The situation Bloomberg describes acts as a chilling reminder that the tech industry has not deployed mechanisms for preventing or catching hardware supply chain attacks. In fact, there isn't an easy answer of what a comprehensive response would even look like in practice.

"As for cleaning up the mess, that would require looking at the whole value chain, from design through manufacturing, and carefully monitoring every step," says Jason Dedrick, a global information technology researcher at Syracuse University. "It might not be so hard to move motherboard assembly out of China, but the bigger issue is how to control the design process so that there isn't a space for a counterfeit chip to be inserted and actually function."
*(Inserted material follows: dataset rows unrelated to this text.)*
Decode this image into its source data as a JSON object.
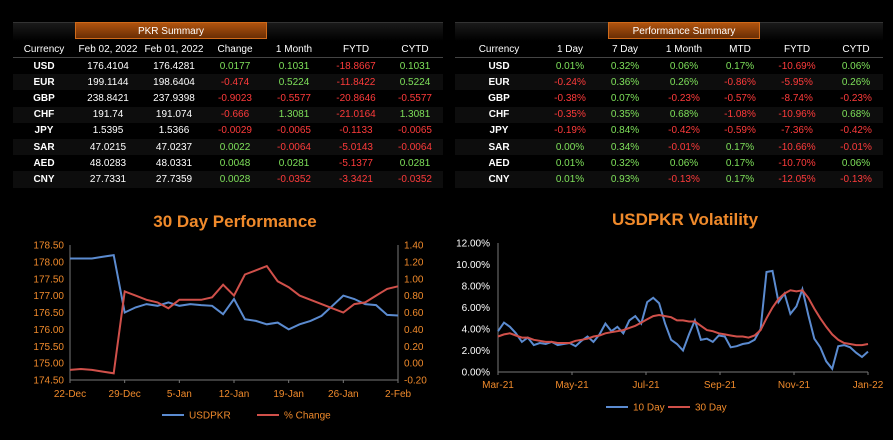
{
  "pkr_summary": {
    "title": "PKR Summary",
    "headers": [
      "Currency",
      "Feb 02, 2022",
      "Feb 01, 2022",
      "Change",
      "1 Month",
      "FYTD",
      "CYTD"
    ],
    "rows": [
      [
        "USD",
        "176.4104",
        "176.4281",
        "0.0177",
        "0.1031",
        "-18.8667",
        "0.1031"
      ],
      [
        "EUR",
        "199.1144",
        "198.6404",
        "-0.474",
        "0.5224",
        "-11.8422",
        "0.5224"
      ],
      [
        "GBP",
        "238.8421",
        "237.9398",
        "-0.9023",
        "-0.5577",
        "-20.8646",
        "-0.5577"
      ],
      [
        "CHF",
        "191.74",
        "191.074",
        "-0.666",
        "1.3081",
        "-21.0164",
        "1.3081"
      ],
      [
        "JPY",
        "1.5395",
        "1.5366",
        "-0.0029",
        "-0.0065",
        "-0.1133",
        "-0.0065"
      ],
      [
        "SAR",
        "47.0215",
        "47.0237",
        "0.0022",
        "-0.0064",
        "-5.0143",
        "-0.0064"
      ],
      [
        "AED",
        "48.0283",
        "48.0331",
        "0.0048",
        "0.0281",
        "-5.1377",
        "0.0281"
      ],
      [
        "CNY",
        "27.7331",
        "27.7359",
        "0.0028",
        "-0.0352",
        "-3.3421",
        "-0.0352"
      ]
    ]
  },
  "performance_summary": {
    "title": "Performance Summary",
    "headers": [
      "Currency",
      "1 Day",
      "7 Day",
      "1 Month",
      "MTD",
      "FYTD",
      "CYTD"
    ],
    "rows": [
      [
        "USD",
        "0.01%",
        "0.32%",
        "0.06%",
        "0.17%",
        "-10.69%",
        "0.06%"
      ],
      [
        "EUR",
        "-0.24%",
        "0.36%",
        "0.26%",
        "-0.86%",
        "-5.95%",
        "0.26%"
      ],
      [
        "GBP",
        "-0.38%",
        "0.07%",
        "-0.23%",
        "-0.57%",
        "-8.74%",
        "-0.23%"
      ],
      [
        "CHF",
        "-0.35%",
        "0.35%",
        "0.68%",
        "-1.08%",
        "-10.96%",
        "0.68%"
      ],
      [
        "JPY",
        "-0.19%",
        "0.84%",
        "-0.42%",
        "-0.59%",
        "-7.36%",
        "-0.42%"
      ],
      [
        "SAR",
        "0.00%",
        "0.34%",
        "-0.01%",
        "0.17%",
        "-10.66%",
        "-0.01%"
      ],
      [
        "AED",
        "0.01%",
        "0.32%",
        "0.06%",
        "0.17%",
        "-10.70%",
        "0.06%"
      ],
      [
        "CNY",
        "0.01%",
        "0.93%",
        "-0.13%",
        "0.17%",
        "-12.05%",
        "-0.13%"
      ]
    ]
  },
  "colors": {
    "accent": "#f08a2b",
    "positive": "#7ee05a",
    "negative": "#ff3b3b",
    "series_blue": "#5b8bd0",
    "series_red": "#d0504a"
  },
  "chart_data": [
    {
      "type": "line",
      "title": "30 Day Performance",
      "x_tick_labels": [
        "22-Dec",
        "29-Dec",
        "5-Jan",
        "12-Jan",
        "19-Jan",
        "26-Jan",
        "2-Feb"
      ],
      "x_dates": [
        "22-Dec",
        "23-Dec",
        "24-Dec",
        "27-Dec",
        "28-Dec",
        "29-Dec",
        "30-Dec",
        "31-Dec",
        "3-Jan",
        "4-Jan",
        "5-Jan",
        "6-Jan",
        "7-Jan",
        "10-Jan",
        "11-Jan",
        "12-Jan",
        "13-Jan",
        "14-Jan",
        "17-Jan",
        "18-Jan",
        "19-Jan",
        "20-Jan",
        "21-Jan",
        "24-Jan",
        "25-Jan",
        "26-Jan",
        "27-Jan",
        "28-Jan",
        "31-Jan",
        "1-Feb",
        "2-Feb"
      ],
      "y_left_ticks": [
        "174.50",
        "175.00",
        "175.50",
        "176.00",
        "176.50",
        "177.00",
        "177.50",
        "178.00",
        "178.50"
      ],
      "y_left_range": [
        174.5,
        178.5
      ],
      "y_right_ticks": [
        "-0.20",
        "0.00",
        "0.20",
        "0.40",
        "0.60",
        "0.80",
        "1.00",
        "1.20",
        "1.40"
      ],
      "y_right_range": [
        -0.2,
        1.4
      ],
      "series": [
        {
          "name": "USDPKR",
          "axis": "left",
          "values": [
            178.1,
            178.1,
            178.1,
            178.15,
            178.2,
            176.5,
            176.65,
            176.75,
            176.7,
            176.8,
            176.7,
            176.75,
            176.72,
            176.7,
            176.45,
            176.9,
            176.3,
            176.25,
            176.15,
            176.2,
            176.0,
            176.15,
            176.25,
            176.4,
            176.7,
            177.0,
            176.9,
            176.75,
            176.72,
            176.43,
            176.41
          ]
        },
        {
          "name": "% Change",
          "axis": "right",
          "values": [
            -0.08,
            -0.07,
            -0.08,
            -0.1,
            -0.12,
            0.85,
            0.8,
            0.75,
            0.72,
            0.65,
            0.75,
            0.75,
            0.75,
            0.78,
            0.93,
            0.8,
            1.05,
            1.1,
            1.15,
            0.97,
            0.9,
            0.8,
            0.75,
            0.7,
            0.65,
            0.6,
            0.7,
            0.72,
            0.8,
            0.88,
            0.91
          ]
        }
      ],
      "legend_position": "bottom"
    },
    {
      "type": "line",
      "title": "USDPKR Volatility",
      "x_tick_labels": [
        "Mar-21",
        "May-21",
        "Jul-21",
        "Sep-21",
        "Nov-21",
        "Jan-22"
      ],
      "y_ticks": [
        "0.00%",
        "2.00%",
        "4.00%",
        "6.00%",
        "8.00%",
        "10.00%",
        "12.00%"
      ],
      "y_range": [
        0,
        12
      ],
      "series": [
        {
          "name": "10 Day",
          "values": [
            3.8,
            4.6,
            4.2,
            3.6,
            2.8,
            3.2,
            2.5,
            2.7,
            2.6,
            2.8,
            2.5,
            2.6,
            2.7,
            2.4,
            2.9,
            3.3,
            2.8,
            3.5,
            4.5,
            3.8,
            4.2,
            3.6,
            4.8,
            5.2,
            4.5,
            6.5,
            6.9,
            6.4,
            4.5,
            3.0,
            2.6,
            2.0,
            3.5,
            4.8,
            3.0,
            3.1,
            2.8,
            3.4,
            3.3,
            2.3,
            2.4,
            2.6,
            2.7,
            3.0,
            4.0,
            9.3,
            9.4,
            6.5,
            7.3,
            5.4,
            6.1,
            7.7,
            5.3,
            3.1,
            2.3,
            1.0,
            0.3,
            2.4,
            2.5,
            2.3,
            1.8,
            1.4,
            1.9
          ]
        },
        {
          "name": "30 Day",
          "values": [
            3.3,
            3.5,
            3.6,
            3.4,
            3.2,
            3.2,
            3.0,
            2.9,
            2.8,
            2.8,
            2.7,
            2.7,
            2.7,
            2.9,
            3.0,
            3.1,
            3.3,
            3.4,
            3.6,
            3.7,
            3.8,
            3.9,
            4.1,
            4.3,
            4.6,
            4.9,
            5.2,
            5.3,
            5.2,
            5.1,
            4.8,
            4.8,
            4.7,
            4.7,
            4.3,
            3.9,
            3.8,
            3.6,
            3.5,
            3.4,
            3.3,
            3.3,
            3.2,
            3.4,
            3.9,
            5.0,
            6.0,
            6.8,
            7.3,
            7.6,
            7.5,
            7.6,
            6.9,
            5.9,
            5.0,
            4.2,
            3.5,
            3.0,
            2.7,
            2.6,
            2.5,
            2.5,
            2.6
          ]
        }
      ],
      "legend_position": "bottom"
    }
  ]
}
"The problem with detection is that it's extremely impractical."

Vasilios Mavroudis, University College London

Some cloud services, like Microsoft Azure and Google Cloud Platform, have built-in protections that security researchers say could potentially obviate an attack like the one Bloomberg describes. But even if these defenses could defeat some specific attacks, they still can't protect against all possible hardware compromises.

Mavroudis's research into integrity checks for hardware parts, meanwhile, attempts to account for how much uncertainty exists in the supply chain. The scheme creates a sort of consensus system, where the different components of a device monitor each other and can essentially run interference against rogue agents so the system can still function safely. It remains theoretical.

Ultimately, fixing supply chain incidents will take a new generation of protections, implemented swiftly and widely, to give the industry an appropriate recourse. But even the most extreme hypothetical solution—treating electronics as critical infrastructure and nationalizing manufacturing, an entirely improbably outcome—would still be at risk of an insider threat.

This is why it's not enough to simply be aware that supply chain attacks are theoretically possible. There need to be concrete defenses and remediation mechanisms in place. "I mean, yes, we wrote a paper about detection," Mavroudis says. "But I always believed it wasn't very likely that such backdoors would get deployed in practice, especially against non-military equipment. Reality is sometimes surprising."